Lastly, the clinical applicability of “true angulation” requires further investigation.

Conclusion

As a result of our findings, when re-angulation occurs at our institute, we now accept up to 30° true angulation in children <9 years; up to 25° true angulation in children aged 9–<12; 20° true angulation in children ≥12 years. We based these recommendations on our observed range of angulations within 1 SD from the mean of each age category which lead to predominantly excellent outcomes. If these recommendations would have been implemented beforehand, only three patients in the conservative group and nine patients in the re-manipulation group would have been re-manipulated. This would decrease the amount of re-manipulations performed by 50 % without, to our beliefs, compromising outcomes. Our results provide yet another piece of evidence to justify this non-invasive management approach preferred by many clinicians.

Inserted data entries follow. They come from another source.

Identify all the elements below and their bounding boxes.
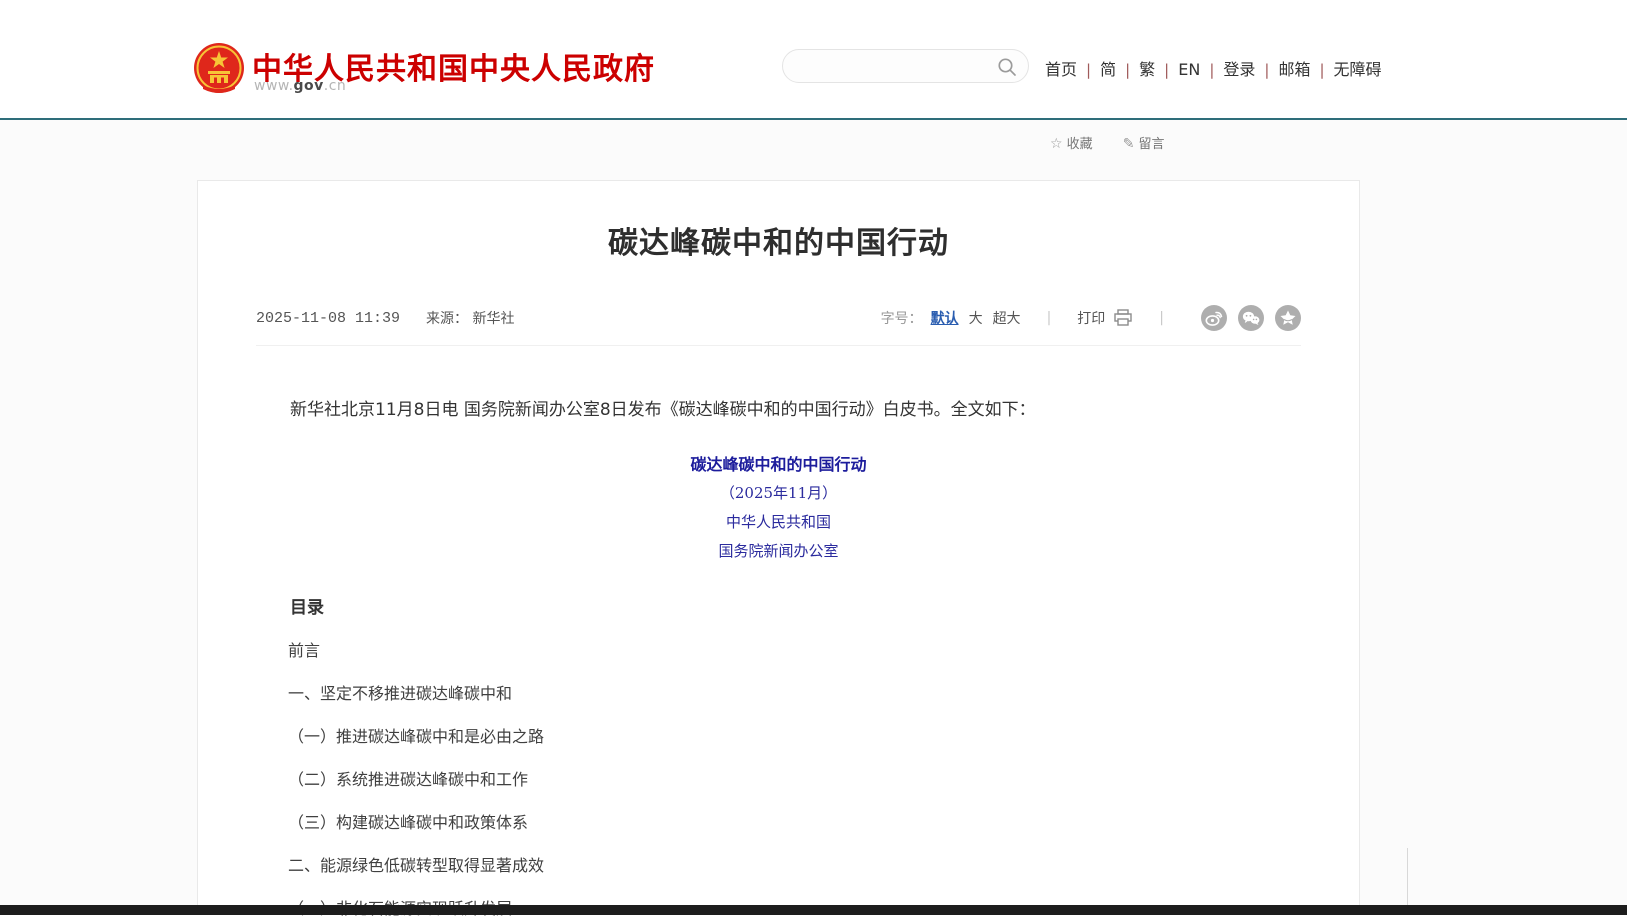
toc-item-section1-2: （二）系统推进碳达峰碳中和工作 <box>256 770 1301 790</box>
nav-separator: | <box>1164 61 1169 79</box>
site-url-gov: gov <box>294 78 324 94</box>
quick-links: ☆ 收藏 ✎留言 <box>1050 133 1164 152</box>
star-icon: ☆ <box>1050 136 1063 152</box>
fontsize-xlarge-button[interactable]: 超大 <box>993 308 1021 328</box>
fontsize-default-button[interactable]: 默认 <box>931 308 959 328</box>
article-body: 新华社北京11月8日电 国务院新闻办公室8日发布《碳达峰碳中和的中国行动》白皮书… <box>256 396 1301 919</box>
printer-icon <box>1113 309 1133 327</box>
nav-separator: | <box>1125 61 1130 79</box>
nav-separator: | <box>1086 61 1091 79</box>
tools-separator: | <box>1159 310 1164 326</box>
qzone-star-share-icon[interactable] <box>1275 305 1301 331</box>
nav-home[interactable]: 首页 <box>1045 60 1077 79</box>
comment-button[interactable]: ✎留言 <box>1123 133 1165 152</box>
source: 来源： 新华社 <box>426 308 514 328</box>
nav-english[interactable]: EN <box>1178 60 1200 79</box>
top-nav: 首页 | 简 | 繁 | EN | 登录 | 邮箱 | 无障碍 <box>1045 56 1585 80</box>
favorite-label: 收藏 <box>1067 137 1093 152</box>
search-box <box>782 49 1029 83</box>
print-button[interactable]: 打印 <box>1077 308 1133 328</box>
site-url: www.gov.cn <box>254 78 346 94</box>
nav-separator: | <box>1319 61 1324 79</box>
comment-label: 留言 <box>1138 137 1164 152</box>
nav-mail[interactable]: 邮箱 <box>1278 60 1310 79</box>
side-widget-edge <box>1407 848 1408 905</box>
fontsize-large-button[interactable]: 大 <box>969 308 983 328</box>
nav-simplified[interactable]: 简 <box>1100 60 1116 79</box>
wechat-share-icon[interactable] <box>1238 305 1264 331</box>
nav-separator: | <box>1209 61 1214 79</box>
source-label: 来源： <box>426 311 468 327</box>
toc-item-section2: 二、能源绿色低碳转型取得显著成效 <box>256 856 1301 876</box>
nav-traditional[interactable]: 繁 <box>1139 60 1155 79</box>
site-url-suffix: .cn <box>324 78 347 94</box>
nav-login[interactable]: 登录 <box>1223 60 1255 79</box>
document-heading-block: 碳达峰碳中和的中国行动 （2025年11月） 中华人民共和国 国务院新闻办公室 <box>256 450 1301 566</box>
document-org-line1: 中华人民共和国 <box>256 508 1301 537</box>
pencil-icon: ✎ <box>1123 136 1135 152</box>
tools-separator: | <box>1047 310 1052 326</box>
print-label: 打印 <box>1077 308 1105 328</box>
document-org-line2: 国务院新闻办公室 <box>256 537 1301 566</box>
footer-top-edge <box>0 905 1627 915</box>
toc-heading: 目录 <box>256 598 1301 618</box>
toc-item-section1-1: （一）推进碳达峰碳中和是必由之路 <box>256 727 1301 747</box>
fontsize-label: 字号： <box>881 308 923 328</box>
search-input[interactable] <box>799 52 994 80</box>
toc-item-section1-3: （三）构建碳达峰碳中和政策体系 <box>256 813 1301 833</box>
search-icon[interactable] <box>996 56 1018 78</box>
national-emblem-logo <box>193 41 245 97</box>
site-header: 中华人民共和国中央人民政府 www.gov.cn 首页|简|繁|EN|登录|邮箱… <box>0 0 1627 118</box>
article-tools: 字号： 默认 大 超大 | 打印 | <box>881 305 1301 331</box>
nav-accessibility[interactable]: 无障碍 <box>1334 60 1382 79</box>
article-card: 碳达峰碳中和的中国行动 2025-11-08 11:39 来源： 新华社 字号：… <box>197 180 1360 915</box>
toc-item-preface: 前言 <box>256 641 1301 661</box>
lead-paragraph: 新华社北京11月8日电 国务院新闻办公室8日发布《碳达峰碳中和的中国行动》白皮书… <box>256 396 1301 424</box>
publish-date: 2025-11-08 11:39 <box>256 310 400 327</box>
document-title: 碳达峰碳中和的中国行动 <box>256 450 1301 479</box>
weibo-share-icon[interactable] <box>1201 305 1227 331</box>
favorite-button[interactable]: ☆ 收藏 <box>1050 133 1093 152</box>
nav-separator: | <box>1264 61 1269 79</box>
toc-item-section1: 一、坚定不移推进碳达峰碳中和 <box>256 684 1301 704</box>
share-icons <box>1190 305 1301 331</box>
document-date: （2025年11月） <box>256 479 1301 508</box>
source-value[interactable]: 新华社 <box>472 311 514 327</box>
article-meta-row: 2025-11-08 11:39 来源： 新华社 字号： 默认 大 超大 | 打… <box>256 305 1301 346</box>
site-url-prefix: www. <box>254 78 294 94</box>
article-title: 碳达峰碳中和的中国行动 <box>256 221 1301 267</box>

We conclude that re-manipulation of re-angulated paediatric distal forearm fractures in children <12 years does not provide an improved 4-year outcome as compared to conservative management. Children ≥12 years also demonstrated to exceed the expected remodelling capacity and achieved satisfactory outcomes. Therefore, we recommend to accept up to 30° true angulation in children <9 years; up to 25° true angulation in children aged 9–<12; 20° true angulation in children ≥12 years. We believe that the clinician’s reluctance to perform re-manipulations can be justified and suggest thinking twice before re-manipulating children’s forearm fractures in clinical practise.